If a patient develops severe GVHD, rimiducid is used to trigger activation of the domain of caspase-9, which leads to selective apoptosis of the CaspaCIDe-containing cells.

About orphan designation

Orphan drug designation from the European Commission provides regulatory and financial incentives for companies to develop and market therapies that treat serious or life-threatening conditions that affect no more than 5 in 10,000 people in the European Union (EU), and where no treatment is currently approved.

In addition to a 10-year period of marketing exclusivity in the EU upon product approval, orphan drug designation provides fee waivers, protocol assistance, and marketing authorization under the centralized procedure granting approval in all EU countries.

BPX-501/rimiducid development

BPX-501 and rimiducid are being developed by Bellicum Pharmaceuticals.

The company has met with regulatory authorities in Europe to discuss the potential approval pathway for BPX-501 and rimiducid for the treatment of immunodeficiency and GVHD following haplo-HSCT in pediatric patients with leukemias, lymphomas, and rare inherited blood diseases who do not have a matched donor.

These discussions have resulted in an initial agreement regarding the company’s development plans, subject to further refinement in a formal protocol assistance process that is available for orphan drug products.

Based on regulatory discussions, Bellicum believes that data from the European arm of its BP-004 trial, with a 6-month follow-up time and expanded to enroll additional patients, could form the basis of marketing authorization applications for BPX-501 and rimiducid.

The European Medicines Agency’s Committee for Medicinal Products for Human Use has agreed that review and approval under “exceptional circumstances” may be suitable, recognizing that a randomized trial may not be feasible in the pediatric setting. In place of a randomized trial, Bellicum intends to collect data from a concurrent observational study of allogeneic HSCT outcomes in the pediatric setting.
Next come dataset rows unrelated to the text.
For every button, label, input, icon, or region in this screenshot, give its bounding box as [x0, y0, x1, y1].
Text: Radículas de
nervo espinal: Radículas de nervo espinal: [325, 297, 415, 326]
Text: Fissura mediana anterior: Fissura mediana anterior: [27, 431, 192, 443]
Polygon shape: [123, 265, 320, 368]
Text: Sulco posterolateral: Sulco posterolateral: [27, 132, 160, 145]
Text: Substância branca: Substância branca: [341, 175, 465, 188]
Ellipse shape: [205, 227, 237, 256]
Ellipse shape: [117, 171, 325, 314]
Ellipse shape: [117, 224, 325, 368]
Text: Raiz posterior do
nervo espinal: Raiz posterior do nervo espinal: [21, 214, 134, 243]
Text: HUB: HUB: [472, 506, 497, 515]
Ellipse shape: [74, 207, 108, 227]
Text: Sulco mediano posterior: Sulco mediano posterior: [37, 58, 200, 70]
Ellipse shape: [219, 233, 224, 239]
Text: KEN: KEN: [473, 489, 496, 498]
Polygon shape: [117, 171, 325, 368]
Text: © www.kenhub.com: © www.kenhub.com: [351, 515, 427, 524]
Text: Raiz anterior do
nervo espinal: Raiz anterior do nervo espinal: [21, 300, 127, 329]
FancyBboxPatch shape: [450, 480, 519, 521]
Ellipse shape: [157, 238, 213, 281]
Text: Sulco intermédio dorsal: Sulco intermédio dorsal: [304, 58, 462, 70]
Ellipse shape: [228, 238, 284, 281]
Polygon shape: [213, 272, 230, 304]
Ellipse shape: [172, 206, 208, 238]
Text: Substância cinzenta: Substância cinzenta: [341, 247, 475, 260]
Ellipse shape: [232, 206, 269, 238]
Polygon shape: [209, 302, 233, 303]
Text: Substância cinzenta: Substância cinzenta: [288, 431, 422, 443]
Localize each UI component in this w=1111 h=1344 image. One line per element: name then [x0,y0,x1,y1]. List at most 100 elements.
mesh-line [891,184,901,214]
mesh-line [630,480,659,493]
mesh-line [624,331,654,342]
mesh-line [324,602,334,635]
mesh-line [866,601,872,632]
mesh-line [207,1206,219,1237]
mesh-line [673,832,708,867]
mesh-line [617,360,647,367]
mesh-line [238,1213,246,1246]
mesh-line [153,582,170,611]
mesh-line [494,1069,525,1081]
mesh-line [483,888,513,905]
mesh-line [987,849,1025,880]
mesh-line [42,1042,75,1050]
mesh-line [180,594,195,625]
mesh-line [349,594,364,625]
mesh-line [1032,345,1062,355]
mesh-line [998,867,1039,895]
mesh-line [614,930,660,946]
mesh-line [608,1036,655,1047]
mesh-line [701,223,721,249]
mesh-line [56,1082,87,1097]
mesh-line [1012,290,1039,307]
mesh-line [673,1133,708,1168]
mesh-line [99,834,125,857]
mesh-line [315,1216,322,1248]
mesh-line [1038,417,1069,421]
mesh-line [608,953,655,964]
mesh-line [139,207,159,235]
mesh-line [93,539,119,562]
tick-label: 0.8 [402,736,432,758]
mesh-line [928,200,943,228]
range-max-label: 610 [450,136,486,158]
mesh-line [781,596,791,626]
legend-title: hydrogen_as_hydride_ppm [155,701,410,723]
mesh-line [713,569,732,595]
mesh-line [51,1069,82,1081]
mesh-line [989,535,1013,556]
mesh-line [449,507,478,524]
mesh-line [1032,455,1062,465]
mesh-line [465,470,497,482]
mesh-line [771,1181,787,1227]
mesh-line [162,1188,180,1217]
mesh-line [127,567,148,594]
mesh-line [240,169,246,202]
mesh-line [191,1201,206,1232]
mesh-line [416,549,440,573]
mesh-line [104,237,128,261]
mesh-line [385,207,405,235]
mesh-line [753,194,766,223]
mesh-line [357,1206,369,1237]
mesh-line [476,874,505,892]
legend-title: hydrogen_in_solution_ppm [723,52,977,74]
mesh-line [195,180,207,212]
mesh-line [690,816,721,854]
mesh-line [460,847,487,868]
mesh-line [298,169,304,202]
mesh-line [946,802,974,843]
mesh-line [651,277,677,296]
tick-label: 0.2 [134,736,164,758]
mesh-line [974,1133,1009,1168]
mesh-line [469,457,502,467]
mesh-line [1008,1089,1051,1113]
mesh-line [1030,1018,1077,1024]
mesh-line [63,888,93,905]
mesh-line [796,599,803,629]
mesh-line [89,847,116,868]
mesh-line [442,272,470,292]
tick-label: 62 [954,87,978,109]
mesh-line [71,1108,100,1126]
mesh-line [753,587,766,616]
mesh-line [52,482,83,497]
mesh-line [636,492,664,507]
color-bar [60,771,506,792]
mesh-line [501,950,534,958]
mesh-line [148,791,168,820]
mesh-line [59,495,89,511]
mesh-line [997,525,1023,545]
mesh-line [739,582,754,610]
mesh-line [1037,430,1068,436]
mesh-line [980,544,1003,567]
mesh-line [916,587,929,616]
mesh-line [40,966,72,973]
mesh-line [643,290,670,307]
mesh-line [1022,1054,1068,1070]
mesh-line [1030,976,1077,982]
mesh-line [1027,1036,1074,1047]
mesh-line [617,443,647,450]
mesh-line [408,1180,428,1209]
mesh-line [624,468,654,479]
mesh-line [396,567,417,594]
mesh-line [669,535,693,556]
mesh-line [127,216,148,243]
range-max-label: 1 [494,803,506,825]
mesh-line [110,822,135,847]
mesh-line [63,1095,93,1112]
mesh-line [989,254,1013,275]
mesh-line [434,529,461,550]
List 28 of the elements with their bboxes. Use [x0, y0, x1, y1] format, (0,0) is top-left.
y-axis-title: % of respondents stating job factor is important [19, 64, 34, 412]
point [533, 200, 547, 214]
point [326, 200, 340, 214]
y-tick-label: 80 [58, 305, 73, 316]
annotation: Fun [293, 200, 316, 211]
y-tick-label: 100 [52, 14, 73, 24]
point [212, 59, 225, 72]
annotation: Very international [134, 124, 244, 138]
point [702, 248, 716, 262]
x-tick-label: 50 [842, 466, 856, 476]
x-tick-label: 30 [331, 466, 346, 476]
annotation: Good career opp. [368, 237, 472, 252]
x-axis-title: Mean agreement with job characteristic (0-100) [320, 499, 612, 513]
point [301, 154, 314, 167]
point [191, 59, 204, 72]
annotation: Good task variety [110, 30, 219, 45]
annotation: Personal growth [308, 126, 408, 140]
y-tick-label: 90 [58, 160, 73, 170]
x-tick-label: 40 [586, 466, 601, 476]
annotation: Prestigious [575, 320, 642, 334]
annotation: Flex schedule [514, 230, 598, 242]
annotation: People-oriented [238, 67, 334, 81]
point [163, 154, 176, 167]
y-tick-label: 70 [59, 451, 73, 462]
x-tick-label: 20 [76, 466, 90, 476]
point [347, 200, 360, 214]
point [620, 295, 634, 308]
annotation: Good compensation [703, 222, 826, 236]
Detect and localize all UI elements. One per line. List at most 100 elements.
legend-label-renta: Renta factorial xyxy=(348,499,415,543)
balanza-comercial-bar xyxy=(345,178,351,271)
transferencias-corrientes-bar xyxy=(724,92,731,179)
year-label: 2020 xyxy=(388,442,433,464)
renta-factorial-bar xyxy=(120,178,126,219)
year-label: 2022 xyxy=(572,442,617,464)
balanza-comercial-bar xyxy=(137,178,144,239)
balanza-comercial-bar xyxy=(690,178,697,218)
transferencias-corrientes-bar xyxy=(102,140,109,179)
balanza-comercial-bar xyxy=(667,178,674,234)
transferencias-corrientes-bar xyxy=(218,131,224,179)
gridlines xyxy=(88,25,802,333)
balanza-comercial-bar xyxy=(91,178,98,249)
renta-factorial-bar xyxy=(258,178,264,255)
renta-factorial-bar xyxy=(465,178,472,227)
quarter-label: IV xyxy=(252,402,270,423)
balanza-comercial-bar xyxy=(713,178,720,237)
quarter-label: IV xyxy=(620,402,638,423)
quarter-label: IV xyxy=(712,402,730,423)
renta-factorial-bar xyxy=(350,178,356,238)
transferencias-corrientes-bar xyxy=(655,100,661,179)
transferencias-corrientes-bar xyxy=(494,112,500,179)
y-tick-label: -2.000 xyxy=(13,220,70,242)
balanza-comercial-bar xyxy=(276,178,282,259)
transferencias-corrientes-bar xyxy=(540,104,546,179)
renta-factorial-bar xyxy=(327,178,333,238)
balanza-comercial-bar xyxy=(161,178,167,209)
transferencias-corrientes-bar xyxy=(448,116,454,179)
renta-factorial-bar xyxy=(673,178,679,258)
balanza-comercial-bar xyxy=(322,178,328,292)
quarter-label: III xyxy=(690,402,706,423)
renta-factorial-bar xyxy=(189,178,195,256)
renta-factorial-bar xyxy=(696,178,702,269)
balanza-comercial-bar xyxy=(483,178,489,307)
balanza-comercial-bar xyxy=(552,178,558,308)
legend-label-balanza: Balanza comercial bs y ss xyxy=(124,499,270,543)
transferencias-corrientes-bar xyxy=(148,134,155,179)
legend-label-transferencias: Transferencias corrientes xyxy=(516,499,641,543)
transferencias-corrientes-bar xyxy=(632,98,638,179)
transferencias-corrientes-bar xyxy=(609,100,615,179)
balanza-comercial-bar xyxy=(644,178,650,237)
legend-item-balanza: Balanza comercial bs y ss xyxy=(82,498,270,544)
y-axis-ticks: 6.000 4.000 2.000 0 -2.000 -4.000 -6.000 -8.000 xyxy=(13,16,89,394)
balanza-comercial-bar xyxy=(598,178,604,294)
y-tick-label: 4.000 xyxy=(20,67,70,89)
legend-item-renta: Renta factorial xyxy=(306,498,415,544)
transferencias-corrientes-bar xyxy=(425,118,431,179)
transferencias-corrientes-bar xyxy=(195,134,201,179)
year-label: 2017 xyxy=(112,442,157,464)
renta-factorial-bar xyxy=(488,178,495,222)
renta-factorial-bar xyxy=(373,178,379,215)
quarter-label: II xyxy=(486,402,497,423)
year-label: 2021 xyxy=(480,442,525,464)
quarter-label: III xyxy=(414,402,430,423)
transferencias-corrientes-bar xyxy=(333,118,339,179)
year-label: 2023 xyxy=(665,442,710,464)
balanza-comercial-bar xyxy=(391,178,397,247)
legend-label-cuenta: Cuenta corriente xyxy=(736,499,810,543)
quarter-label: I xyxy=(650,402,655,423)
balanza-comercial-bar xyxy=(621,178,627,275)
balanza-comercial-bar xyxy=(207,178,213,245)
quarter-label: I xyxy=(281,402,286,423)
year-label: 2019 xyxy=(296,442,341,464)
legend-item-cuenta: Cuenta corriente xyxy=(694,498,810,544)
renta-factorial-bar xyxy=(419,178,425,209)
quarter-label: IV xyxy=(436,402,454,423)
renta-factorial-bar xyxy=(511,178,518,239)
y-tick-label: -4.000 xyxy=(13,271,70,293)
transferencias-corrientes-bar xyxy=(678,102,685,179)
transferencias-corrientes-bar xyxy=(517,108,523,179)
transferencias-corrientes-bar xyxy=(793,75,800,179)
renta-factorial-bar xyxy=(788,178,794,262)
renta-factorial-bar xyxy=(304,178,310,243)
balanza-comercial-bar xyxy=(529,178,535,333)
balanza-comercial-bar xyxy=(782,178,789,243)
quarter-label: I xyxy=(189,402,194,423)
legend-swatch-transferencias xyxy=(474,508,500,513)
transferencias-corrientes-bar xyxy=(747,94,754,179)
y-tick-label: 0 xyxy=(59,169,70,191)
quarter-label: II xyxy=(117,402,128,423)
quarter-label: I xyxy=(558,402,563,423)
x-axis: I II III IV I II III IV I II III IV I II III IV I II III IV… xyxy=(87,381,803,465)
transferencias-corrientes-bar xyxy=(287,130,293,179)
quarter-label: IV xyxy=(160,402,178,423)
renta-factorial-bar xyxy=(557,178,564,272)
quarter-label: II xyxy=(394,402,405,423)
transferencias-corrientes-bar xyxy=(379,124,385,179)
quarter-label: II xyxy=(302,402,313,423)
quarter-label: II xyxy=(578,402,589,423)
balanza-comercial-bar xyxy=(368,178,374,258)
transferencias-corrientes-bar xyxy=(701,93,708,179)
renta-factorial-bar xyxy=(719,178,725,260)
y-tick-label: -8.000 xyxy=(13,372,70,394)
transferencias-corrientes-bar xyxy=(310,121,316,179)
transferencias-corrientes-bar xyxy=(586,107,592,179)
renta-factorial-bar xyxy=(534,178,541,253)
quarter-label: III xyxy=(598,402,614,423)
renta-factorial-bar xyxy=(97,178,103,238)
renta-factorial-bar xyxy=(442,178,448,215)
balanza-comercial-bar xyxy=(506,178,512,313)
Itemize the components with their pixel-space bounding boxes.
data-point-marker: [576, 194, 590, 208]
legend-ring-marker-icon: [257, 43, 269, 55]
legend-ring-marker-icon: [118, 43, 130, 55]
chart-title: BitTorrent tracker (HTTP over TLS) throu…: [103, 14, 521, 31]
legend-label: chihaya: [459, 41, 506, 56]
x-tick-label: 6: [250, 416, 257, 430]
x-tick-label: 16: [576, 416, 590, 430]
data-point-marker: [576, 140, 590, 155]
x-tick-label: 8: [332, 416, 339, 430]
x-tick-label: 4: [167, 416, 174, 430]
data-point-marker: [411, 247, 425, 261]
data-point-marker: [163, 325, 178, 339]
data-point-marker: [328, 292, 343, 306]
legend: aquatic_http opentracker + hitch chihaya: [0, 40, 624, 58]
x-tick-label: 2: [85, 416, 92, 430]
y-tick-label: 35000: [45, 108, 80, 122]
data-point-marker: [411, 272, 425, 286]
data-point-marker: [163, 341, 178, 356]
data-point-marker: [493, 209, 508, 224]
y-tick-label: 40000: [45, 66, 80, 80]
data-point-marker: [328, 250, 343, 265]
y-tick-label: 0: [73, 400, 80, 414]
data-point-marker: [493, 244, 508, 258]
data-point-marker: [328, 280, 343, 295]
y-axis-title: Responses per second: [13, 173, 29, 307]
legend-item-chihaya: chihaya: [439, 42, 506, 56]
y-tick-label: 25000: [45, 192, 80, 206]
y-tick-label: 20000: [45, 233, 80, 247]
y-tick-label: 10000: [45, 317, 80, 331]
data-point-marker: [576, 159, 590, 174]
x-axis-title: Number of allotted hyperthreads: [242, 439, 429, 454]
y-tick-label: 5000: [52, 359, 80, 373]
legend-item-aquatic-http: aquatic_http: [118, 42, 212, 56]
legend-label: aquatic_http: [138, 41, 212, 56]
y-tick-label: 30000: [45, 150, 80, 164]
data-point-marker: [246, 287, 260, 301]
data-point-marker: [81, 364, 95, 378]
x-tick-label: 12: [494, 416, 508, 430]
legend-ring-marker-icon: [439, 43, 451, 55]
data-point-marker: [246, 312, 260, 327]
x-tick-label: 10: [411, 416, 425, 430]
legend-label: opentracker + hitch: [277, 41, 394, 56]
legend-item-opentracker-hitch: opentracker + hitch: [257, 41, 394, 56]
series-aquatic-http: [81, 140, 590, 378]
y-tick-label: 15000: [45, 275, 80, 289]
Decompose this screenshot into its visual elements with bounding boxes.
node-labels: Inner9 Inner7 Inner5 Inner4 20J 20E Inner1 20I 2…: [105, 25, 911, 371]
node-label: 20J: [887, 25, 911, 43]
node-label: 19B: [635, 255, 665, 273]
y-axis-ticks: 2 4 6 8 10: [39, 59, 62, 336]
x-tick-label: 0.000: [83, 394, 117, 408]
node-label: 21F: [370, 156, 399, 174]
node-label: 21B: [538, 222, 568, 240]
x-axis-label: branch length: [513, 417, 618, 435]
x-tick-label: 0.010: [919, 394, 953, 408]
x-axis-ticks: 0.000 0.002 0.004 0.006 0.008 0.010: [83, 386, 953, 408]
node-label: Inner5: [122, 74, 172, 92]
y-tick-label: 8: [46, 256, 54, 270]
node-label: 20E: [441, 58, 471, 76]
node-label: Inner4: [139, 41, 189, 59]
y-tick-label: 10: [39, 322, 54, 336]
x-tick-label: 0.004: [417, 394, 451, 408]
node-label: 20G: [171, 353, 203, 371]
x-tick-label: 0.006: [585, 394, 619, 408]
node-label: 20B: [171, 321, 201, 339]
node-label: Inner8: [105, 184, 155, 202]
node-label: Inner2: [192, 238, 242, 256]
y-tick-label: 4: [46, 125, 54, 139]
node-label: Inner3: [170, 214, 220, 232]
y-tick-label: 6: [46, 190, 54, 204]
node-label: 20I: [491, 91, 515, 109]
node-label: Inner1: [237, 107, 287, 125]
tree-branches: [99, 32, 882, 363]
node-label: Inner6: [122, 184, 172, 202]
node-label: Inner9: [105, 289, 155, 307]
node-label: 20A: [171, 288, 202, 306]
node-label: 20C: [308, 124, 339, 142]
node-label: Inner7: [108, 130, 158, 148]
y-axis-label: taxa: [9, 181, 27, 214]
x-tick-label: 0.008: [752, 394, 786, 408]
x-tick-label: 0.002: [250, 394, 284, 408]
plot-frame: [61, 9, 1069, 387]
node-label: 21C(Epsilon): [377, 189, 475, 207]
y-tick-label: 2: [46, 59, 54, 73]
The European Medicines Agency can grant early market authorization to orphan drug products under exceptional circumstances. Exceptional circumstances can be granted for medicines that treat very rare diseases or where controlled studies are impractical or not consistent with accepted principles of medical ethics.

BP-004 trial

BP-004 is a phase 1/2 dose-escalation trial of BPX-501 and rimiducid in pediatric patients with malignant and nonmalignant diseases. Interim results from this trial were reported in 2 presentations at the 42nd Annual Meeting of the European Society for Blood and Marrow Transplantation in April 2016.

One presentation involved patients with acute leukemia who received BPX-501 after haplo-HSCT. At a median follow-up of 7 months, 16 of the 17 patients were alive and disease-free. There were several cases of GVHD, but nearly all were resolved.

The other presentation covered patients with nonmalignant disorders who received BPX-501 after haplo-HSCT. At a median follow-up of 7 months, all 24 patients studied were still alive and disease-free. The incidence of GVHD was considered “very low.”